UN police set new priorities to curb Kosovo election violence

PRISTINA, Aug 25, 2000 -- (AFP) The UN is "readjusting police priorities" in Kosovo to meet the growing threat of political violence before municipal elections in October, the Security Council was told Thursday.

Hedi Annabi, a senior official in the department of peacekeeping operations, said "one of the main concerns in this pre-election period is the recent rise in what was perceived to be politically-motivated violence, particularly against members of the Democratic League of Kosovo (LDK)."

The LDK is the principal rival of the Democratic Party of Kosovo (PDK), led by Hashim Thaci, former political chief of the guerrilla Kosovo Liberation Army.

"The most serious incident was the killing of a member of the LDK Presidency, who had been abducted on 23 July," Annabi told the Security Council.

"Since the beginning of August, three other local LDK representatives have been the target of separate shooting incidents and one local LDK office has been bombed," he added in a public briefing.

Annabi said that every available strategy would be employed to prevent violence, "from security training for party members to police escorts and/or personal protection in especially high-risk situations."

He said incidents would be vigorously investigated and the UN administration in Kosovo (UNMIK) would bar any candidate or political party proved to have been involved in political violence.

Some 90 percent of the Kosovo Albanian majority had registered as voters by the end of July, but Annabi said that "widespread intimidation from hard-line Serb elements" had "dissuaded the vast majority of Kosovo Serbs from participating."

Most members of the Security Council described the upcoming elections as progress towards the "substantial autonomy and meaningful self-determination for Kosovo" demanded in Council Resolution 1244, which set up UNMIK on June 10 last year.

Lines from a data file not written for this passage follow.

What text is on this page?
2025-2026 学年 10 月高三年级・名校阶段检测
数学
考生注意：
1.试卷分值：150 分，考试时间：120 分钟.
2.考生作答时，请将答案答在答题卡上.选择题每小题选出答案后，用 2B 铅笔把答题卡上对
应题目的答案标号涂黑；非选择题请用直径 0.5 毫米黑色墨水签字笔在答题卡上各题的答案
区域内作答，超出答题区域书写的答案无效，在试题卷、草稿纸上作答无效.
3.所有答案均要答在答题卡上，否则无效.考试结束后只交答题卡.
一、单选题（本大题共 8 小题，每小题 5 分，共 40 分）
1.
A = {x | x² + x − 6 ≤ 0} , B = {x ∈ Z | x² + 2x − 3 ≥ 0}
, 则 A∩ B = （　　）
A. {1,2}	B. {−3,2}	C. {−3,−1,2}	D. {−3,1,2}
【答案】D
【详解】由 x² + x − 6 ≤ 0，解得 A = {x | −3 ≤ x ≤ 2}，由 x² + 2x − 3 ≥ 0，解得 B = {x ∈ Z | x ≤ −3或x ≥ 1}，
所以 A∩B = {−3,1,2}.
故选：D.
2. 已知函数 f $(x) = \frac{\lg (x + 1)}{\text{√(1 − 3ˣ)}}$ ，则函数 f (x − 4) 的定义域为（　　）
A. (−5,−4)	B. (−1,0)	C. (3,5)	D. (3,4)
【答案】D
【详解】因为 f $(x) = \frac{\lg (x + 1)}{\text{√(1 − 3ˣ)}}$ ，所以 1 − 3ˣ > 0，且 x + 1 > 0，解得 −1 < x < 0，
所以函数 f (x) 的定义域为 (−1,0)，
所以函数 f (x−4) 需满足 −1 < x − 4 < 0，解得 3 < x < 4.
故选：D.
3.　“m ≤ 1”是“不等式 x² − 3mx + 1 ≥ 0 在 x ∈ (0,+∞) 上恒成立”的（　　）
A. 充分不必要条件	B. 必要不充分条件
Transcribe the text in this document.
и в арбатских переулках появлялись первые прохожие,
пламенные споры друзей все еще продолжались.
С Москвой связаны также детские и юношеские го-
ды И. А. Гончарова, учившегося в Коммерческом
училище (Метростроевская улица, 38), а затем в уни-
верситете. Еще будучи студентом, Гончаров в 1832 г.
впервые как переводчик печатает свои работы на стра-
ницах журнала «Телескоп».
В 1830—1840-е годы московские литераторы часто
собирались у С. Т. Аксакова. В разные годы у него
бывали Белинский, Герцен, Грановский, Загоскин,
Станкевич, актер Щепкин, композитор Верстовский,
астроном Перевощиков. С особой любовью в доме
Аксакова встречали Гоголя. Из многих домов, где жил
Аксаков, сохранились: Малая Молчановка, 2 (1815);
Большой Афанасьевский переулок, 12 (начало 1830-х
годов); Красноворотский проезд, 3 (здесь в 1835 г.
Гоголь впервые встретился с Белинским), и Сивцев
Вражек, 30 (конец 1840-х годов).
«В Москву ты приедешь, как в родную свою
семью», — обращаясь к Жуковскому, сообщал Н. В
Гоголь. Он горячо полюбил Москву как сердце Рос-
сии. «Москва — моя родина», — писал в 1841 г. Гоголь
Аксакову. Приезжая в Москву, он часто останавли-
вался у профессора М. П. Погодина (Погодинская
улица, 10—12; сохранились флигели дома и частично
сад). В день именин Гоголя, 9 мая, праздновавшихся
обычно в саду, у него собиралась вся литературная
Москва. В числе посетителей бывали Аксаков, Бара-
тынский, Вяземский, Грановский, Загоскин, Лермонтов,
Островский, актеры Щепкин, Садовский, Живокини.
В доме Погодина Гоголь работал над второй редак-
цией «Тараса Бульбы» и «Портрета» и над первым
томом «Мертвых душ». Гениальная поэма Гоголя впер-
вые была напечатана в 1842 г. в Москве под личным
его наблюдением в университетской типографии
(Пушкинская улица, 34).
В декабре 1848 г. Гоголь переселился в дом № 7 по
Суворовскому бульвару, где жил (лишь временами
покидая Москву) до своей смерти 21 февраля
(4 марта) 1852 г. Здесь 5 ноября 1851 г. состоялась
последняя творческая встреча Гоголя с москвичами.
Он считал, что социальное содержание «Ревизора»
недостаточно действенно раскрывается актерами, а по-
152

But the Russian ambassador to the UN, Sergei Lavrov, said that, given the low voter registration of minorities, "the policy of pushing ahead regardless with municipal elections will potentially entail more problems for an already difficult situation in Kosovo."

Lavrov added that though he "couldn't disbelieve" Annabi's assertion that radical Serb elements were frightening the Serb population in Kosovo, it was "probably the least significant reason for non-registration by Serbs."

The main reason why minorities did not want to register "is because of the fact that these minorities continue to feel far from secure in their situation," Lavrov said.

"We have appealed many times to the leadership of the UN and of UNMIK to say that it is not the time to hold these elections," he added.